David Pher: Yellancolia and Other Truths
On Invented Words and Painted Feeling
About This Collection
David Pher works from a studio in Berlin, building large-scale paintings through repeated layering, overpainting, and deliberate erasure. Nothing in a finished surface is accidental. The history of each canvas is preserved in what you're looking at: decisions made and partially undone, marks buried and re-exposed, a physical record of the work's own construction. These are paintings that feel accumulated rather than arrived at.

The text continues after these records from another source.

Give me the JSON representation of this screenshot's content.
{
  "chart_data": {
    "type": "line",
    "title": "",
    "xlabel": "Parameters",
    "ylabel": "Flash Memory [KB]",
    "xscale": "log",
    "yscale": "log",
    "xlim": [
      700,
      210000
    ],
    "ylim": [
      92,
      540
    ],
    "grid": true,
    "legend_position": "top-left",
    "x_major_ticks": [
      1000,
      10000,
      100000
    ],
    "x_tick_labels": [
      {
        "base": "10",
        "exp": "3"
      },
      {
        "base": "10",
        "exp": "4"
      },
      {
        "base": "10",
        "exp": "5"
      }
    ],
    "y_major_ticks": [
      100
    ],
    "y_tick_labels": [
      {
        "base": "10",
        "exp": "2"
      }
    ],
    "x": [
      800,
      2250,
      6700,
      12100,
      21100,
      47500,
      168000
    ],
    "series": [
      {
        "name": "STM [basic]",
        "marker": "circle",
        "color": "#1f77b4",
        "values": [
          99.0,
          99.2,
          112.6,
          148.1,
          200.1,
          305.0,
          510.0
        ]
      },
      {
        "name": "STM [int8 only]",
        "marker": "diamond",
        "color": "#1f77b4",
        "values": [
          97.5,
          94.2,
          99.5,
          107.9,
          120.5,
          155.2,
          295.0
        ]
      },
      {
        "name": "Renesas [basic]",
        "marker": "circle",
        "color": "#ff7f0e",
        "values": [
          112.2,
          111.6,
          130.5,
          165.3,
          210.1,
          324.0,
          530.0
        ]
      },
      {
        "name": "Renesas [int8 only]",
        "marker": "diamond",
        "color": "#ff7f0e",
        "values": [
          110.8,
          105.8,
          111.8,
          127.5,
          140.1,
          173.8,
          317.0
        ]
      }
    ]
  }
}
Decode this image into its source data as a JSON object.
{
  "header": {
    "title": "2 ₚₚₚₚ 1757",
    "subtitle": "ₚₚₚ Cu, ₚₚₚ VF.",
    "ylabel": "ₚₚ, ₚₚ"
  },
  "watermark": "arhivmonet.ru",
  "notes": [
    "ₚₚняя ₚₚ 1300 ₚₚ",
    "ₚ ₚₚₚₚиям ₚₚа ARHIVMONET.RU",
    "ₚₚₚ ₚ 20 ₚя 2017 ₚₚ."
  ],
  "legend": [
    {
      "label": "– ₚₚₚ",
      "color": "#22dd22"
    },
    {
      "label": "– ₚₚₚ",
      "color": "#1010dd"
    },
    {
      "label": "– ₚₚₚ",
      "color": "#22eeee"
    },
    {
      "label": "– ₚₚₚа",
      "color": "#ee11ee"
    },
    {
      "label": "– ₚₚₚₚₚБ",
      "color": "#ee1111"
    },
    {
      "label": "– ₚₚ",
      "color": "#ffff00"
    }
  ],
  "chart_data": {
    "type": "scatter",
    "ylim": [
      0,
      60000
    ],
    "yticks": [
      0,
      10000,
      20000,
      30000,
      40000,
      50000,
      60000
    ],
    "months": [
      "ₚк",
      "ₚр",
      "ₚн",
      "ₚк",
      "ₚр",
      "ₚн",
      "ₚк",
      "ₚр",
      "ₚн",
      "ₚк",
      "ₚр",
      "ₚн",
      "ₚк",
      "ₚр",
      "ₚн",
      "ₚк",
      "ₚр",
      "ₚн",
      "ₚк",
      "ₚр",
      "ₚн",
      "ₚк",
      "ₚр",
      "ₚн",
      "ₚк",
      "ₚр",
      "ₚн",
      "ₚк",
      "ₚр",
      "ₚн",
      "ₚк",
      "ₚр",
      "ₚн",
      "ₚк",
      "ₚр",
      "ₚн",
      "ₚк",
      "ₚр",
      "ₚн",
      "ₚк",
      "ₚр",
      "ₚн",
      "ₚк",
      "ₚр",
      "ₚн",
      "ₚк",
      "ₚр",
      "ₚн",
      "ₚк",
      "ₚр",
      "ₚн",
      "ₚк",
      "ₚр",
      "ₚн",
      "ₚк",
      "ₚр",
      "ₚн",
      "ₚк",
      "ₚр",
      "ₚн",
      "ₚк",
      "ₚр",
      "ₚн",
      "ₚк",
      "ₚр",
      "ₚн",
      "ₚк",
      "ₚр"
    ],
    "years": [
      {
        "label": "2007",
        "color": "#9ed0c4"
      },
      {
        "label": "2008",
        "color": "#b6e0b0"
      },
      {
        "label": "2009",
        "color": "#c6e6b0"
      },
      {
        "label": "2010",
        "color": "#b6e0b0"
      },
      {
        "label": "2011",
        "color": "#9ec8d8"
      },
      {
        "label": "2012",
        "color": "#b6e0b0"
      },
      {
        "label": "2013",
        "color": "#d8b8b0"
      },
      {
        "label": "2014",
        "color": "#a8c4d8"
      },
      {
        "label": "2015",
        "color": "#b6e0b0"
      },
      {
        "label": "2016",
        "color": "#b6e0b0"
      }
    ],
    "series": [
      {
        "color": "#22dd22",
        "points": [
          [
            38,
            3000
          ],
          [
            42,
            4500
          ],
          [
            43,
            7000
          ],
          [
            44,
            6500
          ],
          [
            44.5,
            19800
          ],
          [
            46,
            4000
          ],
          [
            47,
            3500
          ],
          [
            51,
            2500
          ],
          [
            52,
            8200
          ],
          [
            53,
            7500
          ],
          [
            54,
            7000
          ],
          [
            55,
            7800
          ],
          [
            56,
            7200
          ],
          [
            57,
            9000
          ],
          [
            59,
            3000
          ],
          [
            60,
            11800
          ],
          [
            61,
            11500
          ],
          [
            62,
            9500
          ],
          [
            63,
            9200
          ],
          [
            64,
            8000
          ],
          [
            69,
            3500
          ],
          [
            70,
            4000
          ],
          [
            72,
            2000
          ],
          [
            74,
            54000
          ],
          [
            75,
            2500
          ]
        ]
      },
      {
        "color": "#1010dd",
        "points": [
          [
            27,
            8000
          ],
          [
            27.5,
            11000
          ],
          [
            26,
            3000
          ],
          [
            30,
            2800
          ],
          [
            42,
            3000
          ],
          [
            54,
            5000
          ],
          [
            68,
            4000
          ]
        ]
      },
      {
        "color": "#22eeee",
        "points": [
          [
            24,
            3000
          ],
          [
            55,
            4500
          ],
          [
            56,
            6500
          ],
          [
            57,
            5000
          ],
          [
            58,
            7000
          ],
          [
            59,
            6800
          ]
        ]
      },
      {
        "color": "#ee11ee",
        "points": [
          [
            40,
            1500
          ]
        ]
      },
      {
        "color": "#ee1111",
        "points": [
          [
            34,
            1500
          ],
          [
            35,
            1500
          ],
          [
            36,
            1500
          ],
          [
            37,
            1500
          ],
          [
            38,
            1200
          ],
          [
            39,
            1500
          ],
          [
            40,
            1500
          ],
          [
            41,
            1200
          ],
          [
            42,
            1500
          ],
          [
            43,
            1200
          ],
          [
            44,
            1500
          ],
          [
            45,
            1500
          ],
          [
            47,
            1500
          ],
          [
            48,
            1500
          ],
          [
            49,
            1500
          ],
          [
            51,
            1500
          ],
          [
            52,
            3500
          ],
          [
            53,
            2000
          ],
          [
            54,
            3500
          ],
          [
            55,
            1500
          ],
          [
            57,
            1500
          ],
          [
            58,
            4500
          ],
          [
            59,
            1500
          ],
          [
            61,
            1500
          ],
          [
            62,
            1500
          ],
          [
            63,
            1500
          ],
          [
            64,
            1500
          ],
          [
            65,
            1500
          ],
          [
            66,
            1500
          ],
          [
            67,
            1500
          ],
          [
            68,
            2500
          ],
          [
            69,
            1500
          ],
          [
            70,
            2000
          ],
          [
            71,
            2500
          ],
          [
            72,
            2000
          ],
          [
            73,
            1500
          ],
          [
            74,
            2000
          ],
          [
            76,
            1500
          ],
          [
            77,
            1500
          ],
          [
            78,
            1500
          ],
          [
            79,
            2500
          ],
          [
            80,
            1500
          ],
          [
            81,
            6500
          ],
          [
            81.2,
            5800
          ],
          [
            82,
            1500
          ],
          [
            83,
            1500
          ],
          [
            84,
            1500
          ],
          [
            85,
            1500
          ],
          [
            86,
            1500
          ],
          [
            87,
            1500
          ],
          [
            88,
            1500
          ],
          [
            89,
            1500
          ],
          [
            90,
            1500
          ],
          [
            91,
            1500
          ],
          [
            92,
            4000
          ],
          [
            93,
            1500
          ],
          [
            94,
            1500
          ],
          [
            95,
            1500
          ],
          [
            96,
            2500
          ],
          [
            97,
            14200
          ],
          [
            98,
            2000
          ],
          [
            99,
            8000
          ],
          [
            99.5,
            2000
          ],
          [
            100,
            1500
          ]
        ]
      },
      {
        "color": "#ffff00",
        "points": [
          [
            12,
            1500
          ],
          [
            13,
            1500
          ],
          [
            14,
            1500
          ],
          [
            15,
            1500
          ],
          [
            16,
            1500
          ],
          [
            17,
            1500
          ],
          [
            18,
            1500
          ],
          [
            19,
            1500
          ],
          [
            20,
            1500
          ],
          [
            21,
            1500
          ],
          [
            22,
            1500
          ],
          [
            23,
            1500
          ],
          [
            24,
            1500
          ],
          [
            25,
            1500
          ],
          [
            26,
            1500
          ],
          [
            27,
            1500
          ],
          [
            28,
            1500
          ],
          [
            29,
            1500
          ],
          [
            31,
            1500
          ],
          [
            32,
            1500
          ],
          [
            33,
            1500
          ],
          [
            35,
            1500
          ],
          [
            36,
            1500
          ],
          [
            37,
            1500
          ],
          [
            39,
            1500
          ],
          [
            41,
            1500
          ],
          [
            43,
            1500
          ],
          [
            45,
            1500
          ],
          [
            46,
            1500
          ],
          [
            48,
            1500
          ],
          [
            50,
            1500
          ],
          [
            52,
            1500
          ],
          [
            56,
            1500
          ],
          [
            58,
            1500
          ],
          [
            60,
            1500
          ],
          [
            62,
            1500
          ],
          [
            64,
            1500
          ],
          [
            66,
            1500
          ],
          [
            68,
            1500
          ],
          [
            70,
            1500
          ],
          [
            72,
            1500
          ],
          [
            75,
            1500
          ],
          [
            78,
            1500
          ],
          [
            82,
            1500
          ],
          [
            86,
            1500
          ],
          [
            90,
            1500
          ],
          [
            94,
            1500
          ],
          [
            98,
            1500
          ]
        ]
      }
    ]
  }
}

The works fall into two distinct but deeply connected registers. Several carry German titles that function as interior landscapes. Am Teich (At the Pond), Leises Land (Quiet Land), and Yellancolia (Pher's invented compound of yellow and melancholia) are quiet, weighted paintings that hold stillness without being passive. They ask for sustained attention rather than immediate impact. The invented language of Yellancolia is characteristic of Pher's approach across the body of work: meaning suggested rather than stated, emotion embedded in form rather than declared.
Pher works across acrylic, oil, chalk, and drawn mark-making. The scale is a deliberate part of what these paintings do. They are not works designed to be read at a glance. They reveal themselves over time and proximity, their internal dynamics unfolding the longer you stand with them. For collectors who want painting with genuine physical weight, these works hold their own in any room.